Monday, February 13, 2012

Health

Vanishing Minds

New research is helping Alzheimer's patients cope--and hope

By Josh Fischman
Posted 7/25/04
Page 2 of 3

Getting it later, not sooner, would be an improvement, of course. For many people, a condition called mild cognitive impairment, or MCI--you forget things regularly, but your judgment and reasoning are intact--is a precursor to Alzheimer's. So Ronald Petersen of the Mayo Clinic took about 750 people with MCI and put some of them on Aricept, a common Alzheimer's drug, and some on a placebo. At first, he reported in Philadelphia, fewer people in the Aricept group developed Alzheimer's. Unfortunately, the rates evened out at the end of an 18-month period, so Petersen described the study as encouraging but no more than "a foot in the door."

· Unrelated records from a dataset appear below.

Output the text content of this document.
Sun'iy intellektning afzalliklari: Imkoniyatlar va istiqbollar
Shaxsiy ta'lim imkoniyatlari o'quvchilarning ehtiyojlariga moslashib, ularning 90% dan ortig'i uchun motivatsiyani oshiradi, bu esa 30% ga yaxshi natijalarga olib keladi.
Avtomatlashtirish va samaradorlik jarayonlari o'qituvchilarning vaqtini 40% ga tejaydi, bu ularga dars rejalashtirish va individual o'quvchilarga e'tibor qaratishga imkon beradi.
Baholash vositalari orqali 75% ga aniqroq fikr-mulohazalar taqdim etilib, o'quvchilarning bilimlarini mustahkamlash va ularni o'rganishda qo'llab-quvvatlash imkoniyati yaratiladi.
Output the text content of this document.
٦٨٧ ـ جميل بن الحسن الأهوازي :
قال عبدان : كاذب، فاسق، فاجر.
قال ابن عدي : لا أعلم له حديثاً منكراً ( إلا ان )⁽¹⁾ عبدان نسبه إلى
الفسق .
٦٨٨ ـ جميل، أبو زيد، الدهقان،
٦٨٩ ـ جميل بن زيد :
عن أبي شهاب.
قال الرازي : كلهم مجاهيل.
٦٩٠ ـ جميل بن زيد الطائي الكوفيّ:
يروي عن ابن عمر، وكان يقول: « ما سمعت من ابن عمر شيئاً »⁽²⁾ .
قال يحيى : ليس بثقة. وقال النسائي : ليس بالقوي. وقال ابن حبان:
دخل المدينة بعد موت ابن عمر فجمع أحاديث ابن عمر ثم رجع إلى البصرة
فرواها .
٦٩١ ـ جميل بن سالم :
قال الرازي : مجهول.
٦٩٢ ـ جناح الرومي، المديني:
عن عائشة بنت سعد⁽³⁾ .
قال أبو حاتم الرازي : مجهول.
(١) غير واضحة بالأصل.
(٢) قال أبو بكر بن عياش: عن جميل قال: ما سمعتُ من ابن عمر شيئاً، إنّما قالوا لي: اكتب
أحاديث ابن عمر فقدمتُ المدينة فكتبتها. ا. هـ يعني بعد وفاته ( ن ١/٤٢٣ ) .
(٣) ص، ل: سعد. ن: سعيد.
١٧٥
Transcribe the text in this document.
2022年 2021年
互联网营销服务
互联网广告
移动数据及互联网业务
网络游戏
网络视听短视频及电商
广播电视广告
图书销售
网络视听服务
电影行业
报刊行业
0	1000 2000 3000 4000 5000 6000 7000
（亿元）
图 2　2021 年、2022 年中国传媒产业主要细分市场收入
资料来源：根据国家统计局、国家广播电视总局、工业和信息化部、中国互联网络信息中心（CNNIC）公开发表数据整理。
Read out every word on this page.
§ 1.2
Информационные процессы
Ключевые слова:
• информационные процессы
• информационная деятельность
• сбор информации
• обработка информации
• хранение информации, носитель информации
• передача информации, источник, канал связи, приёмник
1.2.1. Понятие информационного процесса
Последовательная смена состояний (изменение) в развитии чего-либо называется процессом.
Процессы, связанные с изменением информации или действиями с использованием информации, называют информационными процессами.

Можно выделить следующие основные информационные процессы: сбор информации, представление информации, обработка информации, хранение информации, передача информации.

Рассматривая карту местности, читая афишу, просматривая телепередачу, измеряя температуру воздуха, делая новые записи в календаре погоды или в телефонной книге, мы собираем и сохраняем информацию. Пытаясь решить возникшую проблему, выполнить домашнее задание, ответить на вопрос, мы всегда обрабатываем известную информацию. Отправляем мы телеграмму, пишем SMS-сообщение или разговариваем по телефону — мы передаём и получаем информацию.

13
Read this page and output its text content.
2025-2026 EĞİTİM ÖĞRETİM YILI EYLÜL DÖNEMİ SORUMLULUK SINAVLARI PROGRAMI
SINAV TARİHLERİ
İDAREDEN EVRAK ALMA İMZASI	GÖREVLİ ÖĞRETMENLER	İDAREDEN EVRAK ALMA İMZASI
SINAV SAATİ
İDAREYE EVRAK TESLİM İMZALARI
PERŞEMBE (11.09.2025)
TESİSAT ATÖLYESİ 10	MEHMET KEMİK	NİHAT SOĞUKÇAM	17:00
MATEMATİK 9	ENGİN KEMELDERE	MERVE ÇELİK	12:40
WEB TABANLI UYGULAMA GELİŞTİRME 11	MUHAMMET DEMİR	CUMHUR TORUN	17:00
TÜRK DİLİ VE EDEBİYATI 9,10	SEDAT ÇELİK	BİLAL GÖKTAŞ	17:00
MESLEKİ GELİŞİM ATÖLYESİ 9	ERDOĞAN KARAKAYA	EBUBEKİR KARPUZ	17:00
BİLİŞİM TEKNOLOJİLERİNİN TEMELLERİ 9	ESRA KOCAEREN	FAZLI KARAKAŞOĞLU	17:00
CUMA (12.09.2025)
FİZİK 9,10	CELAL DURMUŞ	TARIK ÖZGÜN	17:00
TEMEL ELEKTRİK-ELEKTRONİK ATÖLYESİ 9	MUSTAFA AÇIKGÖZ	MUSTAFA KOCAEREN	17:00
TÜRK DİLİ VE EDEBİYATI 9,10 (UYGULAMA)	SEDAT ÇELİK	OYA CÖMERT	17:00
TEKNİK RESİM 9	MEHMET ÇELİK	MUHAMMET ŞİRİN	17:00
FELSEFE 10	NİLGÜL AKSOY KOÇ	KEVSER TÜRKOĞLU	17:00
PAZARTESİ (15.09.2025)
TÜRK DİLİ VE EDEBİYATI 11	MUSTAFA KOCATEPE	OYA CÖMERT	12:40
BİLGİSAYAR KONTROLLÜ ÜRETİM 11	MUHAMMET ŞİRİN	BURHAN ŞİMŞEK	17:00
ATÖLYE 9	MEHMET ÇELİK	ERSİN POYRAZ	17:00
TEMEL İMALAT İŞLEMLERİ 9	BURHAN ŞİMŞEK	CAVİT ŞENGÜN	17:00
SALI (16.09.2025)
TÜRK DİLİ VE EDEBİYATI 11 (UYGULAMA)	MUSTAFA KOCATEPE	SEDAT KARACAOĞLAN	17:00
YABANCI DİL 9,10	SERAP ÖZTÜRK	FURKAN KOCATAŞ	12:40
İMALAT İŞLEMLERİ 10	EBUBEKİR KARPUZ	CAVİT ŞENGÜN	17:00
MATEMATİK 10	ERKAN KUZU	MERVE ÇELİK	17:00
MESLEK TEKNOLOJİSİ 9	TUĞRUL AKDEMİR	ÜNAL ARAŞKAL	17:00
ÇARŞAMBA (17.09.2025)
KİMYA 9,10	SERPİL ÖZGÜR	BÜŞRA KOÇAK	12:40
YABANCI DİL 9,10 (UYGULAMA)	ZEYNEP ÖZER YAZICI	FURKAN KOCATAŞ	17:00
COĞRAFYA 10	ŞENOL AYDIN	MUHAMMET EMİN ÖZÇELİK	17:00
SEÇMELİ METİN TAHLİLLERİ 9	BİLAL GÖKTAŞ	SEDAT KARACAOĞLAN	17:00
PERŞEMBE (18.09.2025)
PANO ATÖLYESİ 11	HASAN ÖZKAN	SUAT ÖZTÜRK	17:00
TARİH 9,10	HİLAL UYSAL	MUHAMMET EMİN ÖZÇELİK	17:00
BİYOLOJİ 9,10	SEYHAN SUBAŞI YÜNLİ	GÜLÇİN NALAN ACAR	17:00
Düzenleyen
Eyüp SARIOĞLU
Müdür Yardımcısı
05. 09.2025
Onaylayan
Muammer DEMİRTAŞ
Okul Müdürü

Disappointment. It was also a small boost for Aricept, which works by limiting the destruction of a neurotransmitter, acetylcholine, in the brain. It's the most frequently prescribed Alzheimer drug, but a recent study in the medical journal Lancet questioned its value. After following over 500 Alzheimer's patients for three years, the study reported those on Aricept ended up disabled or in nursing homes just as often as did those on a placebo. The research has generated a strong reaction. Sam Gandy, an Alzheimer's researcher at Thomas Jefferson University in Philadelphia, points out that the study showed Aricept did have some early benefits, delaying cognitive decline. Others are even more optimistic. Says Rachelle Doody, director of the Alzheimer's Disease Center at Baylor College of Medicine in Houston: "Other studies show the disease can be stabilized, often for years, with treatment. I can't emphasize that enough."

For more severe cases, the newest kid on the block is memantine, sold as Namenda and approved last fall by the Food and Drug Administration. In tests in people in later stages of Alzheimer's--when patients lose the ability to dress or clean themselves--the drug slowed their decline by 50 percent. Again, this benefit generally lasted for no more than a year. Memantine works on a different principle than Aricept, inhibiting a chemical that overexcites brain cells, leading to cell damage and death. Because of that, says Barry Reisberg, a psychiatrist and Alzheimer's specialist at New York University, it lends itself to combination therapy: "It's likely that doctors will be giving cocktails of Aricept and memantine to their patients." Indeed, a study that paired the drugs showed that not only did patients' cognition stabilize for six months, but their temperament--their levels of crankiness--improved as well.

Patient agitation and irritation are a huge and neglected aspect of Alzheimer's. "The public thinks Alzheimer's is a memory disease. But, in fact, there are lots of neuropsychiatric symptoms," says Constantine Lyketsos, a psychiatrist at the Johns Hopkins University School of Medicine. "Apathy, depression, agitation are the most common problems." Adds Reisberg: "Alzheimer's patients often develop delusions. They think their family is stealing things from them, for example. And they get very aggressive and irritable towards their spouse." That kind of behavior, studies have shown, hastens patients down the road toward institutionalization, since families can't cope with it.

The agitation often starts as patients get frustrated with themselves, as simple memories start slipping away, says Janelle Lafser. Her husband, Frank, was diagnosed with Alzheimer's in 2002, at the unfortunate early age of 53, but began having problems several years before that. "We'd have a date to meet someone, and he'd come up and ask me what time we were leaving the house. I'd tell him. And then 20 minutes later he'd come up and ask me again," says Janelle, of La Quinta, Calif. "I'd tell him, and then 10 minutes later it would happen again. And again. I'd get irritated, and he'd get agitated." Frank started having trouble doing the household bills, got seriously depressed, and told Janelle, "I just can't do it anymore." A former executive at Sherwin-Williams, he declined to the point where he couldn't hold a job mixing paint at a local hardware store.